For the derivation of the word herald, we must look to the
northern languages. Its meaning in Junius, Skinner, and Minshieu,
are various, but not essentially different; they all seem to point
out different parts of the herald's office. 1. In the Belgic,
heer signifies army. Hence heer-alt, a senior officer, or
general, in the army. 2. Or heer-held, the hero of the
army: he who had distinguished himself most in his country's
behalf. 3. Or from the Gallo-teutonic herr-haut, the high lord,
because their persons were so universally respected, as we have
already seen. 4. Or from the simple Teutonic herr-hold, he who is
faithful to his lord. And, lastly, according to Minshieu, from
the verb hier-holden, stop here; because, in proclaiming peace,
they arrested bloodshed and death, and prevented the farther
progress of war.
These officers act an important part in all heroic history, and
particularly in the Iliad and Odyssey, from which, as the subject
is of so much importance, I shall make a few extracts.
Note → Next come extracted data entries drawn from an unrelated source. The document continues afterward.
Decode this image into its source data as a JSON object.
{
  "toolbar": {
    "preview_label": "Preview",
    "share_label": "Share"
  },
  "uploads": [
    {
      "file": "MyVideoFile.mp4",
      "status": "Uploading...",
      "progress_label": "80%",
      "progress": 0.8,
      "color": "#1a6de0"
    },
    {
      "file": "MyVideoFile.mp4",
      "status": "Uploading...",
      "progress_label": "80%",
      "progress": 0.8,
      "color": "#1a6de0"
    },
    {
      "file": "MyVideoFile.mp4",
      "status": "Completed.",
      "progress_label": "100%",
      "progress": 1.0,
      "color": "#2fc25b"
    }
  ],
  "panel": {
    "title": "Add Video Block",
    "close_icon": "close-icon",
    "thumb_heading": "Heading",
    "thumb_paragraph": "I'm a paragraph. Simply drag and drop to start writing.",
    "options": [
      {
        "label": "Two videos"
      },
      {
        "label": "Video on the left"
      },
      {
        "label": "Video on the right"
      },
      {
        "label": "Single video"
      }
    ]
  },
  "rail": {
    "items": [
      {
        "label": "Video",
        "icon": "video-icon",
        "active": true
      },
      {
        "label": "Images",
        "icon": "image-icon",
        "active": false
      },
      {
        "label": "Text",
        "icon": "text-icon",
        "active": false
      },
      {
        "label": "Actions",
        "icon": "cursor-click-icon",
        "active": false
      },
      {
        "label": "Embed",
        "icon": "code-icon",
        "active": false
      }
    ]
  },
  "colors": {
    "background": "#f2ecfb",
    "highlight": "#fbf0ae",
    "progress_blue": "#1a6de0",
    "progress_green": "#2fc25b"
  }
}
I. Their character was sacred. Homer gives them the epithet of
"Dolon, son of Eumedes, the divine herald." They were also
termed inviolable, ασυλοι; also, great, admirable, &c. In the
first book of the Iliad, we have a proof of the respect paid to
heralds, and the inviolability of their persons. Agamemnon
commands the heralds, Talthybius and Eurybates, his faithful
ministers, to go to the tent of Achilles, seize the young Briseis,
and bring her to him. They reluctantly obey; but, when they come
into the presence of Achilles, knowing the injustice of their
master's cause, they are afraid to announce their mission.
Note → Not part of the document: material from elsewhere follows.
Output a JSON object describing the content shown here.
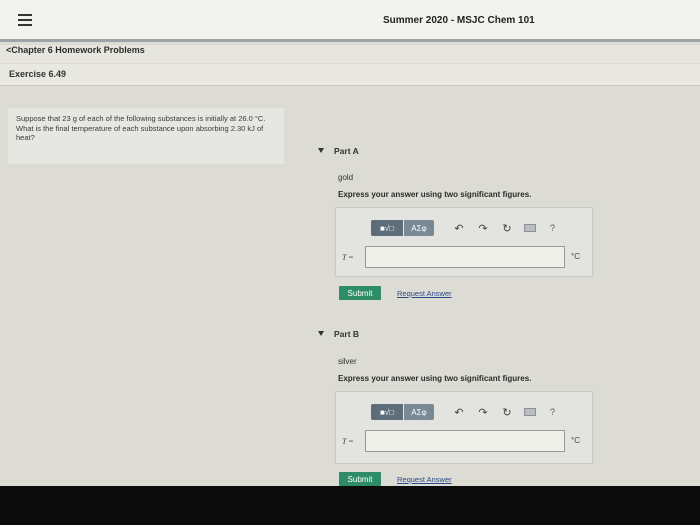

Achilles, guessing their errand, thus addresses them:-
"Hail, O ye heralds, messengers of God and of men! come forward.
I cannot blame you-Agamemnon only is culpable, who has sent you
for the beautiful Briseis. But come, O godlike Patroclus, bring
forth the damsel, and deliver her to them, that they may lead her
away," &c., Iliad i. 334, &c.
II. Their functions were numerous; they might enter without
danger into besieged cities, or even into battles.
III. They convoked the assemblies of the leaders, according to
the orders they received from the general or king.
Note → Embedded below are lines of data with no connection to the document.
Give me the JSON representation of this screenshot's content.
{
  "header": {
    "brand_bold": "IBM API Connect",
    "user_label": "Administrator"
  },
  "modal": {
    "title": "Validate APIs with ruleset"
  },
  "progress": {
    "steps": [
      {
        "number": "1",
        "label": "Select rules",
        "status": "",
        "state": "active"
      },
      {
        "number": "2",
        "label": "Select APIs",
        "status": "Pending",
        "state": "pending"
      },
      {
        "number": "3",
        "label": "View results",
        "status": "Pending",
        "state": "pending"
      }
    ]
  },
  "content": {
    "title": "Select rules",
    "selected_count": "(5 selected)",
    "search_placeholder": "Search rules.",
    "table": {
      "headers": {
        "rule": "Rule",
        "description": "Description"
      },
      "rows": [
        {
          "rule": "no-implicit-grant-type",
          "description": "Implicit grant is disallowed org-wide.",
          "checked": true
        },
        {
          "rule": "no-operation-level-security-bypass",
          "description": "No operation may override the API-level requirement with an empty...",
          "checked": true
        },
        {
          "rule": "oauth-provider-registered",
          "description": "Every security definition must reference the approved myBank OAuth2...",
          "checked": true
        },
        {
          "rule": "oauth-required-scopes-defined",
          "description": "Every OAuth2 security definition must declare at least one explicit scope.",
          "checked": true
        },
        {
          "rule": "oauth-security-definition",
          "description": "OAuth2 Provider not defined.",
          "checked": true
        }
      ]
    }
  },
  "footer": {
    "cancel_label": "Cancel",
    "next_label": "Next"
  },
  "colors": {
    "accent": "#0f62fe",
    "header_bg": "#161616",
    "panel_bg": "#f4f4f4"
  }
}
IV. They commanded silence, when kings were to address the
assembly, (Iliad xviii. 503. κηρυκεςδαραλαωνεσητυον. See
also Iliad ii. 280,) and delivered the sceptre into their hands,
before they began their harangue.
Iliad xxiii. 567.
V. They were the carriers and executors of the royal commands,
(Iliad i. 320,) and went in search of those who were summoned to
appear, or whose presence was desired.
VI. They were entrusted with the most important missions; and
accompanied princes in the most difficult circumstances. Priam,
when he went to Achilles, took no person besides a herald with
him. (Iliad xxiv. 674, 689.) When Ulysses sent two of his
companions to treat with the Lestrygons, he sent a herald at the
same time. (Odys. x. 102.) Agamemnon, when he wished to soften
Achilles, joined Eurybates and Hodius, his heralds, to the
deputation of the princes. (Iliad ix. 170.)
VII. Heralds were employed to proclaim and publish whatever was
to be known by the people. (Odys. xx. 276.)
VIII. They declared war and proclaimed peace. (Odys. xviii.
IX. They took part in all sacred ceremonies: they mingled the
wine and water in the large bowls for the libations, which were
made at the conclusion of treaties. They were the priests of the
people in many cases; they led forth the victims, cut them in
pieces, and divided them among those engaged in the sacrifices.
(Odys. i. 109, &c.)
X. In Odyssey lib. xvii., a herald presents a piece of flesh to
Telemachus, and pours out his wine.
XI. They sometimes waited on princes at table, and rendered them
many other personal services. (Iliad ii. 280; Odys. i. 143, &c.,
146, 153; ii. 6,38.) In the Iliad, lib. x. 3, Eurybates carries
the clothes to Ulysses. And a herald of Alcinous conducts
Demodocus, the singer, into the festive hall. (Odys. viii. 470.)
Many others of their functions, services, and privileges, the
reader may see, by consulting DAMM'S Homeric Lexicon, under κρω.